Он долго смотрел на нее.

— В моей власти… предотвратить это. Средство…

Она неожиданно вскочила. Она не пыталась скрыть, как она сердита.

— Только посмей!

— Но если это… монстр?

— Монстр? А ты монстр? А Суль? Или Элдрид? Или твоя сестра Суннива? Ты, видно, рехнулся! Я видела кое-кого из других твоих родственников здесь в долине. Не думай, что это меня пугает. Если же ты заберешь моего ребенка, то никогда меня больше не увидишь!

Это было, разумеется, преувеличение, но теперь она хотела проявить твердость. Тенгель закрыл глаза и вздохнул.

— Ты получишь то, что хочешь.

Но он не выглядел радостным. Нет, он никогда не радовался будущему ребенку. Он не спал, испытывая глубокий страх, и вздыхал так тяжело, что Силье, наконец, стало совестно. Она даже начала колебаться, что поступает правильно. Но когда все отчетливей стала ощущать в себе новую жизнь, то поняла, что хочет иметь этого ребенка.

Тенгель был в это время очень молчалив. Но что было хуже — Силье была совсем нездорова. Он понимал, она ужасно страдала, хотя никогда на жаловалась. Но она была очень благодарна ему, когда он прикладывал свои теплые ладони к ее крестцу — это уменьшало постоянно сверлящую боль. Это наказание за то, что я не грушевидной формы, думала Силье и вспоминала с улыбкой, как она возмутилась, когда Бенедикт изобразил ее такой на церковной стене. Женщинам, имеющим широкие бедра, очевидно, гораздо легче, думала она.

Наступившая зима была тоже суровой. Снег выпал рано, и к Рождеству настали страшные холода. Все были вынуждены сидеть по домам, так как снегу навалило до крыш.

Единственными дорожками были туннели в снегу от дома до надворных построек.

Пожилой человек был найден замерзшим недалеко от своего дома, но его не могли похоронить, так что его гроб был оставлен в дровяном сарае до весны. Юноша, ходивший на охоту, отморозил себе ногу, о чем известили Тенгеля. Силье никогда не спрашивала, что он там делал, но он был очень возбужден, когда вернулся домой.
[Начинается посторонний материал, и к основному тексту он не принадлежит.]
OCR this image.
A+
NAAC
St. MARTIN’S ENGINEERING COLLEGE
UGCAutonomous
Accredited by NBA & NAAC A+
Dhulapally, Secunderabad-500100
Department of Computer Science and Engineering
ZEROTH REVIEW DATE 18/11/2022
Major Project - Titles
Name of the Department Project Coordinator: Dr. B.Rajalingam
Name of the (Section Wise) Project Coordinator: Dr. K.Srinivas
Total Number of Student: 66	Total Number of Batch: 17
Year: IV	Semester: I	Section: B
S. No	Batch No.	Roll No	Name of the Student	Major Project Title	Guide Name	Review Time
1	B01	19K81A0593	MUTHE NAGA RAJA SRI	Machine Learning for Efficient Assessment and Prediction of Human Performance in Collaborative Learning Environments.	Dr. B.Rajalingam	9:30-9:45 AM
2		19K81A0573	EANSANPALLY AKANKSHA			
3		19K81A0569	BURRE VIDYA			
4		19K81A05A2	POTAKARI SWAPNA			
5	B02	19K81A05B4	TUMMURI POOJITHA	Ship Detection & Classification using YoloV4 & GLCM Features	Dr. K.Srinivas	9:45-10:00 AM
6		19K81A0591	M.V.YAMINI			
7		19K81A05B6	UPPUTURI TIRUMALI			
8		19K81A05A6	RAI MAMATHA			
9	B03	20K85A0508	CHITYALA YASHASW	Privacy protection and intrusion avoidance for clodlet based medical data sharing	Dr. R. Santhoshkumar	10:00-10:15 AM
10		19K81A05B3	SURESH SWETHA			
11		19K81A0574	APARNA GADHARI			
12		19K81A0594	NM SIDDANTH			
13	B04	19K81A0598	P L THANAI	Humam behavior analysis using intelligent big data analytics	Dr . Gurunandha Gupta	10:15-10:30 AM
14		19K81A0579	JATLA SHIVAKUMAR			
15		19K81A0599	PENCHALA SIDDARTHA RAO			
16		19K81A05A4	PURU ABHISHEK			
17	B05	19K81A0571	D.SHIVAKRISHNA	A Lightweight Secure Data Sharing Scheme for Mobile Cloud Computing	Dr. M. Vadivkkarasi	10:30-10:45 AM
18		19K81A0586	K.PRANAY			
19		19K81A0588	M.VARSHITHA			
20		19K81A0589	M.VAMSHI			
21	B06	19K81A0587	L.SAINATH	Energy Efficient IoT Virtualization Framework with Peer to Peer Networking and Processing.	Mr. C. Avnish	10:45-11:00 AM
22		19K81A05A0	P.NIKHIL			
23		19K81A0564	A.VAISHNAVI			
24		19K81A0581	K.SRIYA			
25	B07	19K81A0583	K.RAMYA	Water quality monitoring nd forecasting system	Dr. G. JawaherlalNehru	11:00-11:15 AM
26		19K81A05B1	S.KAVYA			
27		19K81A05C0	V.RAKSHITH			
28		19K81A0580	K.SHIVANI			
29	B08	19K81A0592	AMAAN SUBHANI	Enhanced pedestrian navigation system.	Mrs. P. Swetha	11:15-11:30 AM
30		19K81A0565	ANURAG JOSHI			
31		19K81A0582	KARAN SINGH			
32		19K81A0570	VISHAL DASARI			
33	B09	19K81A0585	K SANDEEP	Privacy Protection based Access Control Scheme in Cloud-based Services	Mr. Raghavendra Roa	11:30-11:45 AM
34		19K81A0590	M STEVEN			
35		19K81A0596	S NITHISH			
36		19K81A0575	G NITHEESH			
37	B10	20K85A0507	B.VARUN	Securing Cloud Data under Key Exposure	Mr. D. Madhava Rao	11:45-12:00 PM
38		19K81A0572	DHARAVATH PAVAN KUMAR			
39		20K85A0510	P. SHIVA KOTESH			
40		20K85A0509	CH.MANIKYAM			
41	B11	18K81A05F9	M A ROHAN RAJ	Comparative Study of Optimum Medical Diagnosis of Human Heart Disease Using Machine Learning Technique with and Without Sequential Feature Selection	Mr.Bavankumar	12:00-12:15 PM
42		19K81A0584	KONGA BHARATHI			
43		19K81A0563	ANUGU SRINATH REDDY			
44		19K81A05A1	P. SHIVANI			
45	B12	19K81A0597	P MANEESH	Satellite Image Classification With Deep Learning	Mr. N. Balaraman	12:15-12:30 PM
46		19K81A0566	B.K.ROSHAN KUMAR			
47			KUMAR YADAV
Похоже было на то, что до прихода весны запасы продовольствия иссякнут, поэтому Тенгель и Силье экономили, насколько это было возможно. Это было очень плохо, так как теперь Силье нуждалась в приличной еде. Даг начал ползать и даже немного ходил, опираясь на стены и скамьи. Он не был таким живым, как Суль, но стаскивал вещи вниз, это он мог. Силье больше не передавала детей на попечение Элдрид, теперь было слишком трудно уследить за ними. Несмотря на тугое пеленание, ноги у Дага были не совсем прямые. Силье чувствовала себя виноватой, так как часто ослабляла его пленки. Но Тенгель, знавший больше, чем другие, считал, что это зависит от нехватки нужного питания. Силье не могла отрицать, что стала чувствовать себя беспокойно в горной долине. Не из-за всех тех трудностей, которые она делила с любимым ею Тенгелем, но потому что они были беспомощны перед силами природы. Она чувствовала себя изолированной, и ее мучило то необъяснимое, чего она всегда боялась, но не могла назвать. Как-то раз она рассказала Тенгелю об ужасе, который ее преследовал.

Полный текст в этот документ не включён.